Cross-dressing, Identity and Gender in History

  • Instructor: John Montaño

The seminar will use plays, novels, memoirs, movies and more to examine the construction and development of gender distinctions from antiquity to the present.  The readings and discussions will be particularly concerned with the transgressions of gender roles and conventions—with recurring reference to the “meaning” of femininity and masculinity.  The wide array of sources, genres and historical periods is intended to foster comparisons and analysis of the differences.  This course will focus on questions of identity and gender and NOT sexuality or sexual preference.

American Nightmares

  • Instructor: Joel Best

There is a tension in our culture between our aspirations idealized by the notion of the American Dream, and our fears that things are--or are on the verge of getting worse.  We might call these fears American Nightmares.  This seminar will explore some of these contemporary concerns about inequality, injustice, conspiracies, and the like.

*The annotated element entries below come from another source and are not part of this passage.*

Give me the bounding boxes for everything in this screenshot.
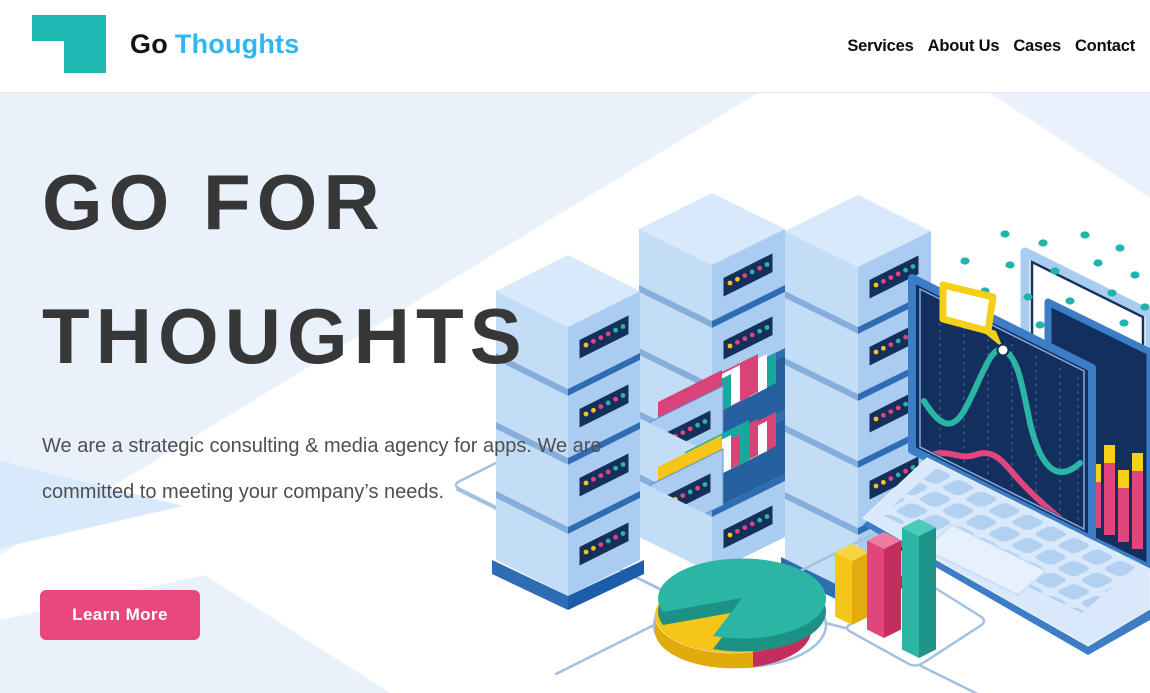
nav-item-about-us[interactable]: About Us — [927, 37, 1000, 55]
bar-chart-3d-illustration — [835, 519, 986, 667]
brand-name: Go Thoughts — [130, 29, 299, 60]
learn-more-button[interactable]: Learn More — [40, 590, 200, 640]
logo-mark-icon — [32, 15, 106, 73]
nav-item-contact[interactable]: Contact — [1074, 37, 1135, 55]
brand-word-go: Go — [130, 28, 168, 59]
main-nav: Services About Us Cases Contact — [847, 0, 1135, 93]
filing-cabinet-middle — [639, 193, 785, 573]
hero-illustration — [0, 93, 1150, 693]
pie-chart-illustration — [652, 558, 828, 669]
callout-flag-icon — [939, 281, 997, 335]
laptop-illustration — [862, 274, 1150, 655]
logo[interactable]: Go Thoughts — [30, 13, 299, 75]
header: Go Thoughts Services About Us Cases Conta… — [0, 0, 1150, 93]
filing-cabinet-left — [492, 255, 644, 610]
data-point-marker — [996, 343, 1010, 357]
brand-word-thoughts: Thoughts — [174, 28, 300, 59]
nav-item-cases[interactable]: Cases — [1013, 37, 1061, 55]
hero-section: GO FOR THOUGHTS We are a strategic consu… — [0, 93, 1150, 693]
nav-item-services[interactable]: Services — [847, 37, 914, 55]
laptop-keyboard — [882, 465, 1140, 613]
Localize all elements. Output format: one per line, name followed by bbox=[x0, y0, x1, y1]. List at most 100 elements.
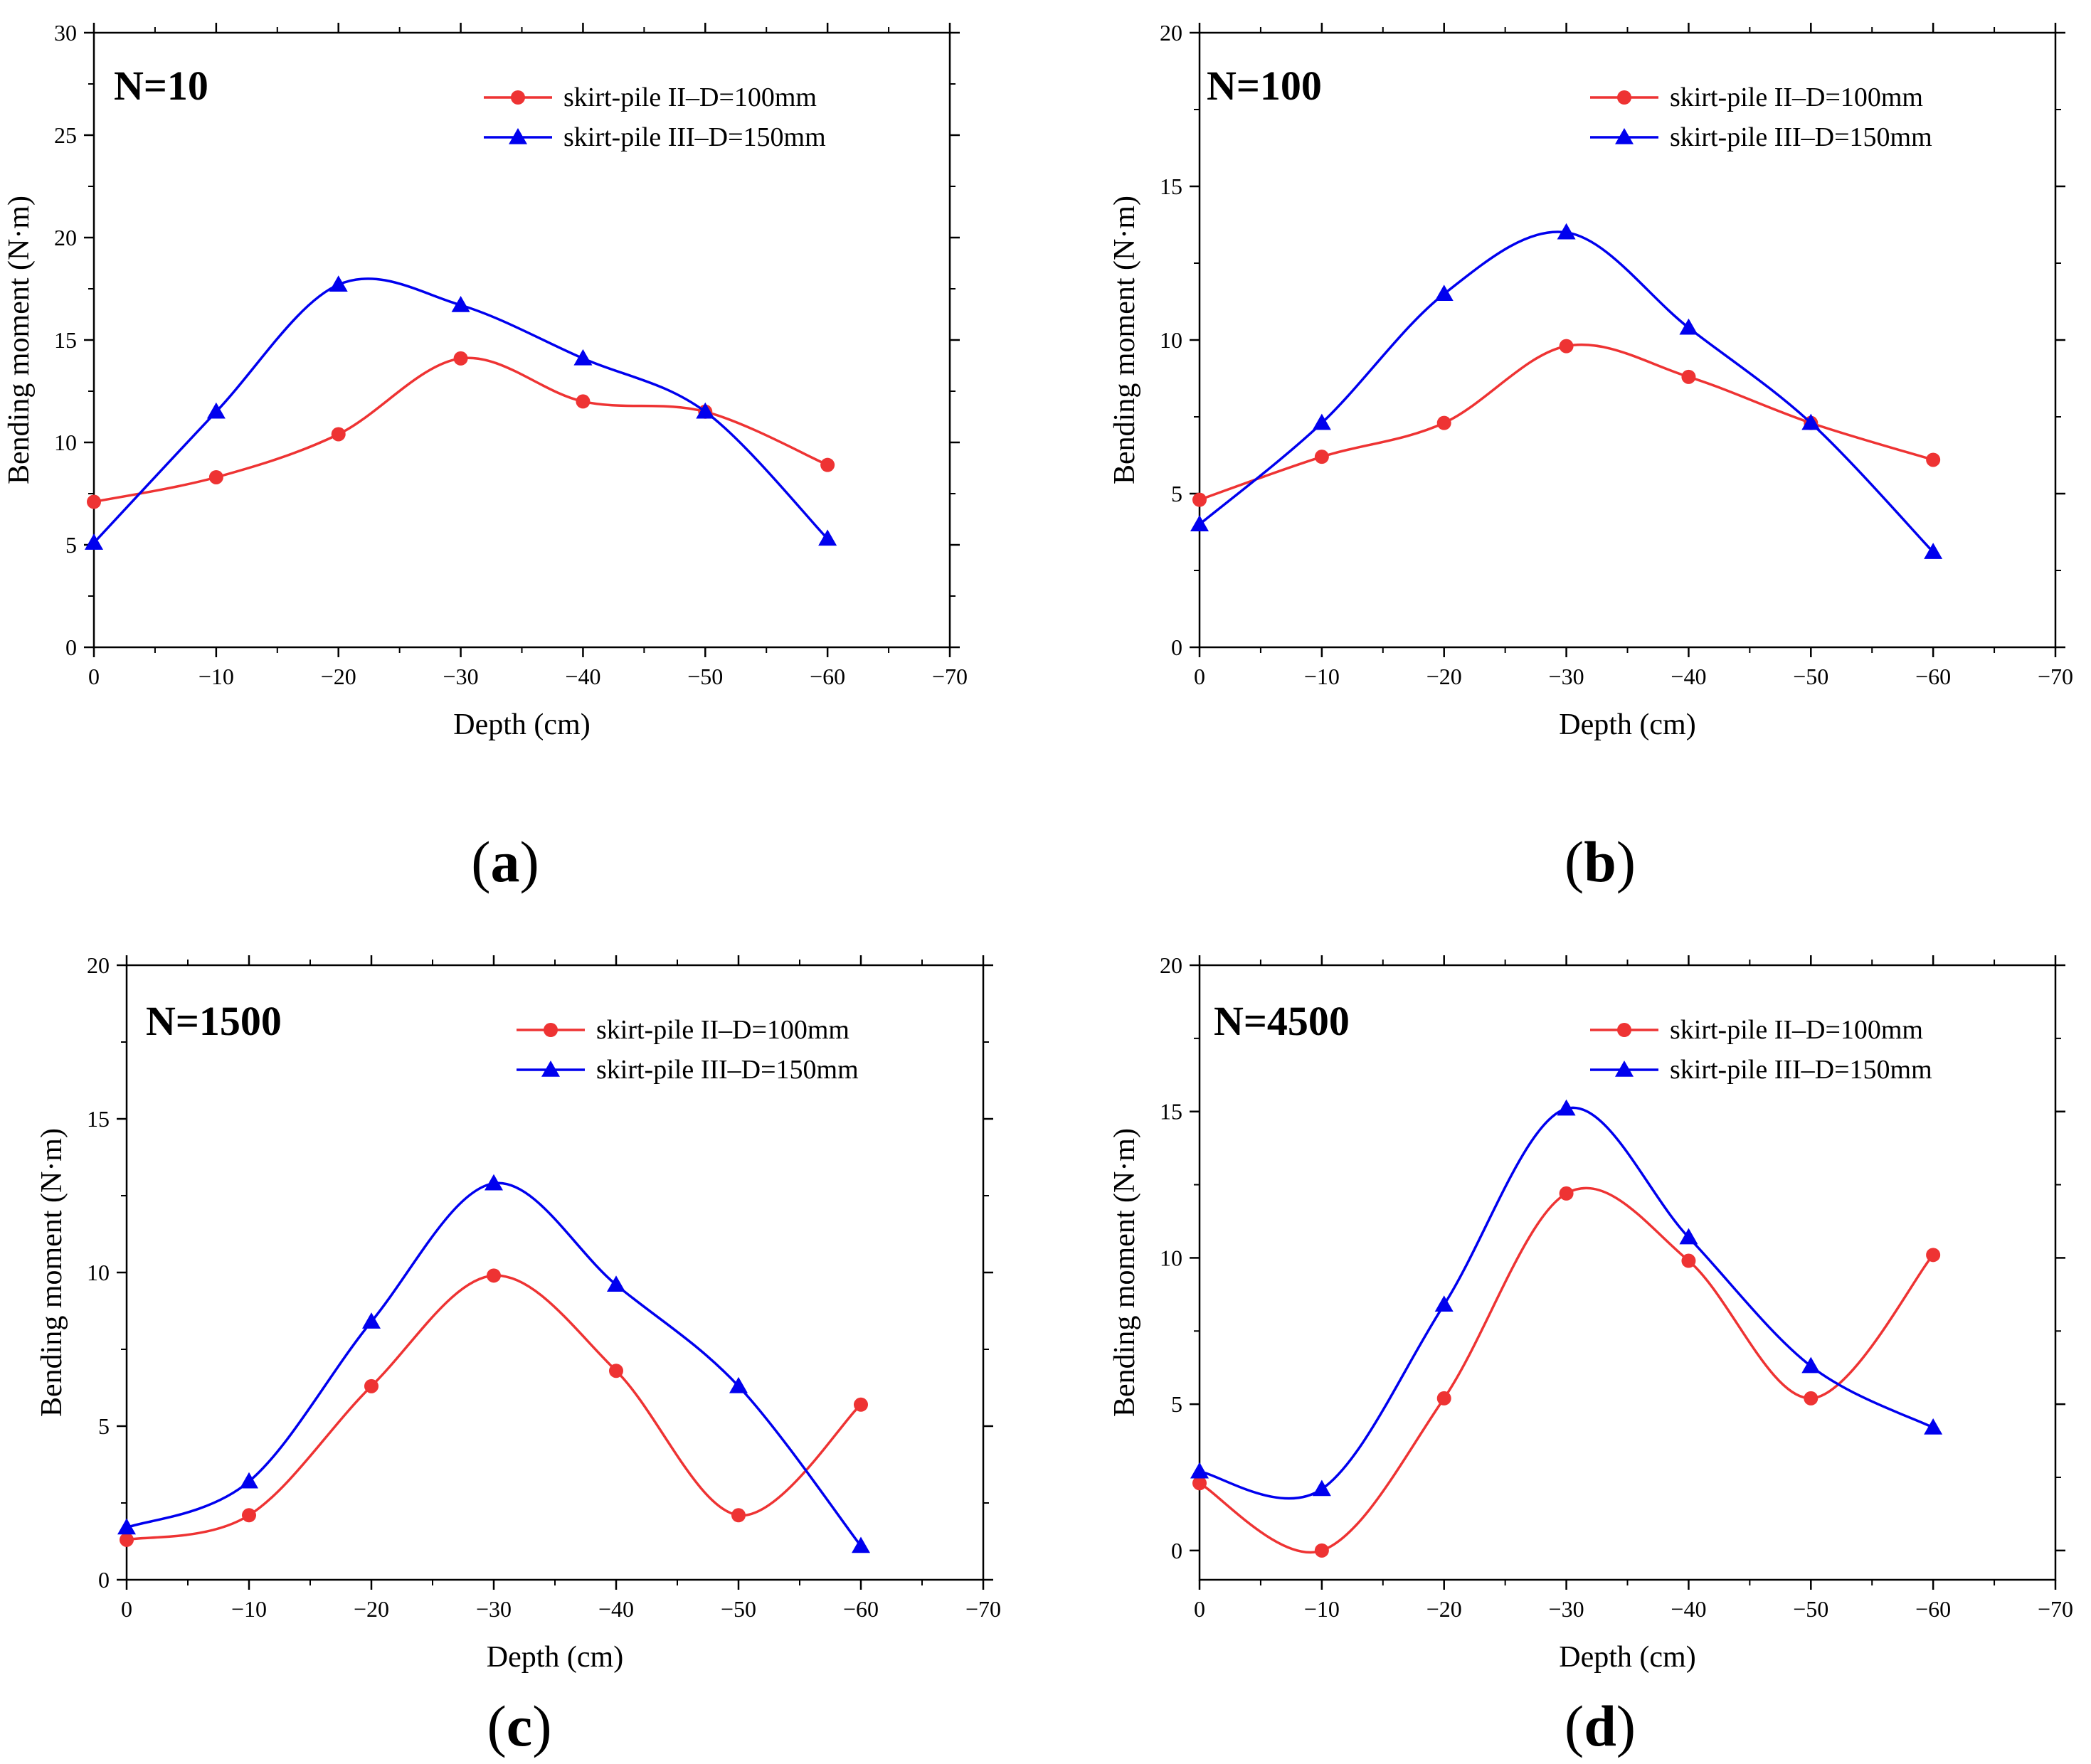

Black Bodies on Display: Race in Museums

  • Instructor: Julie McGee

The complex and performative nature of museums vis-a-vis race, remembrance and reconciliation with a focus on Black American and African Diasporic history and culture. What role[s] do objects, history, and culture perform under such curatorial and museum mandates and visions? How do changing socio-political and cultural landscapes and challenges to representational politics shape museum practices? Considered here are black cultural institutions, their formation and foundation as well as exhibition histories of black visual art and culture.

Consistency and Change in U.S. Foreign Policy

  • Instructor: John Quintus

This course will examine U.S. foreign policy, focusing on the period from WWII to the present.  It will reveal two essentially divergent paths in American foreign policy, the first arguing that commercial and security interests dominate (and should dominate) American foreign policy, the second proposing that furthering democratic and human rights institutions abroad helps to insure security at home while making the world more democratic and less likely to wage war.  Some political scientists believe that these divergent impulses can be traced to concepts of government first embraced and articulated by Alexander Hamilton and Thomas Jefferson.

The course will study specific policies that have emerged over the decades and thus will attempt to define some level of consistency in American foreign policy.  The class will also investigate significant changes in policies as demonstrated by particular presidential administrations, including of course the current one.

Students will read two textbooks related to the course.  Students will also be expected to keep abreast of current international news, notably by looking at sources such as BBC World News and CNN, and also by reading articles in prominent newspapers like The New York Times, The Washington Post, and The Los Angeles Times.  All of these sources are available online.

The course will entail a mid-term examination and a final research paper, both of which will be described in detail in the course syllabus.